Quando escritores recorrem à inteligência artificial para escrever livros ou atores admitem não ver filmes (https://telegrafi.com/en/actress-Millie-Bobby-Brown-admits-that-she-doesn%27t-watch-movies%2C-she-can%27t-stay-long-in-front-of-the-screen/), assistimos à morte do processo criativo e à glorificação do vazio. O dano colateral é a desvalorização das humanidades, vistas como inúteis. Vivemos na era do “ser fixe”, que se traduz numa indiferença performativa. Quem usa palavras consideradas “chiques” é ridicularizado ou acusado de pretensão. A literatura, em geral, sofre o mesmo destino. Homens de fato a falar de investimentos no TikTok ensinam-nos que os únicos livros úteis são os de autoajuda: acordar às cinco da manhã, investir na bolsa, competir constantemente. No entanto, é a ficção que nos ensina empatia, emoções e o valor da vida em comunidade. O problema é que o capitalismo não sabe atribuir valor às humanidades com a mesma facilidade com que o faz à ciência e à tecnologia.

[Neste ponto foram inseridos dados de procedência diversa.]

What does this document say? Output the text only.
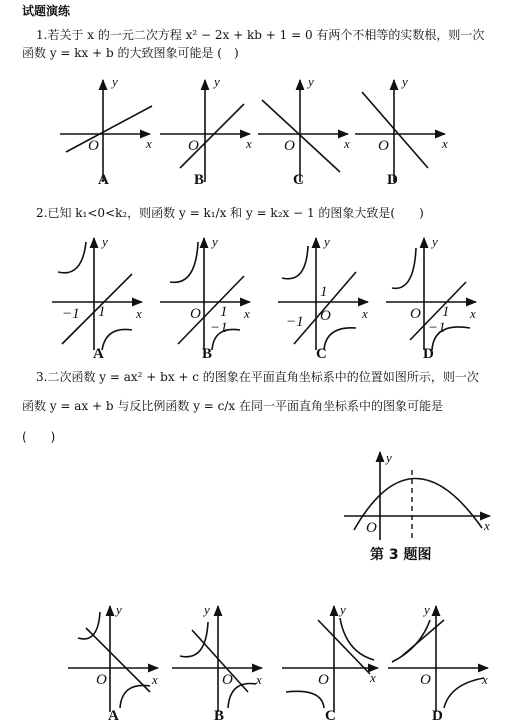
试题演练
1.若关于 x 的一元二次方程 x² − 2x + kb + 1 = 0 有两个不相等的实数根，则一次
函数 y = kx + b 的大致图象可能是 (　)
y
x
O
A
y
x
O
B
y
x
O
C
y
x
O
D
2.已知 k₁<0<k₂，则函数 y = k₁/x 和 y = k₂x − 1 的图象大致是(　　)
y
x
1
−1
A
y
x
O 1
−1
B
y
x
1
−1 O
C
y
x
O 1
−1
D
3.二次函数 y = ax² + bx + c 的图象在平面直角坐标系中的位置如图所示，则一次
函数 y = ax + b 与反比例函数 y = c/x 在同一平面直角坐标系中的图象可能是
(　　)
y
x
O
第 3 题图
y
x
O
A
y
x
O
B
y
x
O
C
y
x
O
D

Embora as humanidades sejam uma vítima evidente, a ciência também sofre com o anti-intelectualismo. Pseudocientistas das redes sociais são mais valorizados do que anos de investigação rigorosa. O movimento anti-vacinas é um dos exemplos mais claros desta lógica.

É urgente confrontar as nossas próprias ações. Não ler um único livro por ano é um problema. Não acompanhar a atualidade é um problema. Escolher a ignorância num mundo cada vez mais hostil ao cidadão comum é um problema. Ler e estudar tornaram-se quase atos de resistência. O anti-intelectualismo devia assustar-nos. E as soluções são simples: ver o telejornal, consumir documentários, ir a concertos, discutir ideias com amigos e com a comunidade.

Muitas vezes, o intelectualismo é confundido com elitismo. Mas ser intelectual não é o mesmo que ser académico, nem necessariamente inteligente. Há pessoas com ensino superior que não são intelectuais, e pessoas sem formação académica que o são. A sabedoria não é concedida apenas pelas instituições de ensino. Ser intelectual é manter a curiosidade viva, nunca parar de fazer perguntas e valorizar o processo tanto quanto os resultados. O cérebro precisa de ser constantemente estimulado, e as condições atuais lutam ativamente contra isso. Se o primeiro instinto for sempre recorrer ao ChatGPT, a criatividade acaba por atrofiar.

As ferramentas que nos são dadas podem ser retiradas com a mesma facilidade — ou usadas contra nós. A nossa melhor ferramenta somos nós próprios. E não nos podemos abandonar.